Home Research Publications Teaching Funding Software Group News
Information and Data Extraction using Adaptive Online Learning (IDEAL-X)
IDEAL-X is a generic information extraction framework that can support diverse clinical reports, enable prompt interaction between humans and machines, and produce highly accurate results with minimal human effort. IDEAL-X has been adopted by Centers for Disease Control and Prevention (CDC) for automated classification of Venous Thromboembolism from radiology reports, and cohort identification for cardiology research at Emory University.
Hadoop-GIS: A High Performance Spatial Data Warehousing System Over MapReduce
Hadoop-GIS is a scalable and high performance spatial data warehousing system for running large scale spatial queries on Hadoop. Hadoop-GIS supports multiple types of spatial queries on MapReduce through space partitioning, customizable spatial query engine RESQUE, implicit parallel spatial query execution on MapReduce, and effective methods for amending query results through handling boundary objects on MapReduce. Hadoop-GIS takes advantage of global partition indexing and customizable on demand local spatial indexing to achieve efficient query processing. Hadoop-GIS is integrated into Hive to support declarative spatial queries with an integrated architecture.
Pathology Analytical Imaging Data Management System
Systematic analysis of large-scale whole slide image data can involve many interrelated analyses on large amount of images, generating tremendous amount of quantifications such as shape and texture, as well as classifications of the quantified features. Such pathology analytical results are spatially oriented and most queries are GIS flavor queries. Pathology Analytical Imaging Standards (PAIS) (http://www.openpais.org/) is a large scale imaging GIS system that provides data models and data management architecture to manage image data products, feature sets and results from image analysis and machine learning. PAIS employs a shared nothing parallel spatial database architecture to support efficient queries for large scale datasets. The data management infrastructure provides highly efficient data management and spatial analytics for analytical pathology imaging to support biomedical research.
Pathology Image Database System (PIDB)
High-resolution pathology images provide rich information about the morphological and functional characteristics of biological systems, and are transforming the field of pathology into a new era. There are unique requirements on modeling, managing and querying whole slide images, including compatibility with standards, scalability, support of image queries at multiple granularities, and support of integrated queries between images and derived results from the images. Pathology Image Database System (PIDB) is a standard oriented image database to support retrieval of images, tiles, regions and analytical results, image visualization and experiment management through a unified interface and architecture.
Enabling Ontology Based Semantic Queries for Biomedical Databases (OntoDBLink)
DBOntoLink provides a bridge between ontology repositories and databases to support semantic operations directly inside a database based on standard database query languages. Semantically annotated biomedical databases thus can be easily extended with powerful and expressive semantic enabled queries with DBOntoLink to use major ontologies hosted at NCBO BioPortal, with high query efficiency achieved through caching management.
YSmart: Correlation Aware SQL-to-MapReduce Translator
YSmart is a correlation aware SQL-to-MapReduce translator, which is built on top of the Hadoop platform.

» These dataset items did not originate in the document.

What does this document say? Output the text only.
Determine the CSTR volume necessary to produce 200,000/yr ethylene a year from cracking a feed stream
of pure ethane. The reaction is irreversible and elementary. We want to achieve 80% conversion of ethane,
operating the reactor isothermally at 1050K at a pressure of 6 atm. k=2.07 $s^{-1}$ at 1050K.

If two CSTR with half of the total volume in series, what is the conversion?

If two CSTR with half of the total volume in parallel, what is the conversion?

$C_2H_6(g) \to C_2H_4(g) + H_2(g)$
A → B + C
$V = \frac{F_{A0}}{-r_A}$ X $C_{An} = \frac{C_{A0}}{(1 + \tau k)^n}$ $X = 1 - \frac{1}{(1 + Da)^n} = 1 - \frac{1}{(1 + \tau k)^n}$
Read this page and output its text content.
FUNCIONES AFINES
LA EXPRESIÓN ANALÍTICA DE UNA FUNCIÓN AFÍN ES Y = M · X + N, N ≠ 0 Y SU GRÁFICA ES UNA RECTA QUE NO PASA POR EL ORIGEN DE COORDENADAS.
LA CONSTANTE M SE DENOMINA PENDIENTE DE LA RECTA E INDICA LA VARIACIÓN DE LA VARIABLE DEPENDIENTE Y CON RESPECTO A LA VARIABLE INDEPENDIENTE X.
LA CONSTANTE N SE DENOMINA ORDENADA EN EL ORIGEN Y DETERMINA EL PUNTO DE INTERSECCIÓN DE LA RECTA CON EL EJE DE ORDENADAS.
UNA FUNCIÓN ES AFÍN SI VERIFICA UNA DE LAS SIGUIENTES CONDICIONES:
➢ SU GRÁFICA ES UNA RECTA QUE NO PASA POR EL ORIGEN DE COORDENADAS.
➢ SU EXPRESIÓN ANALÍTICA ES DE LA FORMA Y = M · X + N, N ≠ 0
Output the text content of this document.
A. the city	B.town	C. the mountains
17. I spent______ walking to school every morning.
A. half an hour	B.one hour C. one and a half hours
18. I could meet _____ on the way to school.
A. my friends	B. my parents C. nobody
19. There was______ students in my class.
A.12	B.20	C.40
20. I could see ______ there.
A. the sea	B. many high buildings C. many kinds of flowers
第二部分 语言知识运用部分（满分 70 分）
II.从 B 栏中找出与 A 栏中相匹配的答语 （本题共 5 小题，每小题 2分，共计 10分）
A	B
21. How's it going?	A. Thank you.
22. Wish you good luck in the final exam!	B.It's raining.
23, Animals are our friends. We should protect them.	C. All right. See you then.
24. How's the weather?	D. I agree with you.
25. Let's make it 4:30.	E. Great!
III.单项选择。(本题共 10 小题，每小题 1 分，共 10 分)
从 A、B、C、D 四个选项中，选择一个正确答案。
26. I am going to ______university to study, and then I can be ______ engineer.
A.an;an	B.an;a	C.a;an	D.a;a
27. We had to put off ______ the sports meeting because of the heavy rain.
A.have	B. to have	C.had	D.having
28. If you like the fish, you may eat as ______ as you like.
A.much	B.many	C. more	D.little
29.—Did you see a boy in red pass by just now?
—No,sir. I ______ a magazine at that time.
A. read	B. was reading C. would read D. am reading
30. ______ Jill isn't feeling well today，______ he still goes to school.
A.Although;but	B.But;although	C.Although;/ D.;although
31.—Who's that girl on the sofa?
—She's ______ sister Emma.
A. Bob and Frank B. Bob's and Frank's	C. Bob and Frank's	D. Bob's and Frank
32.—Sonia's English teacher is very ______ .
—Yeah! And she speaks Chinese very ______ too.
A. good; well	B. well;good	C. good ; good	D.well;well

For a given SQL query and related table schemas, YSmart can automatically translate the query into a series of Hadoop MapReduce programs written in Java. Compared to other SQL-to-MapReduce translators, YSmart has been proved to have major advantages of high performance, high extensibility, and high flexibility.
A Platform for Collaborative Scientific Research (SciPort)
SciPort is a new generation of biomedical data management and integration platform. With a universal data model and distributed metadata-based architecture, SciPort enables secure, powerful and lightweight scientific data management, integration and sharing with smooth user experience. SciPort provides a unified solution for scientific data collection, modeling, storage, indexing, searching, browsing, reporting, visualization, and sharing. SciPort is a Siemens product.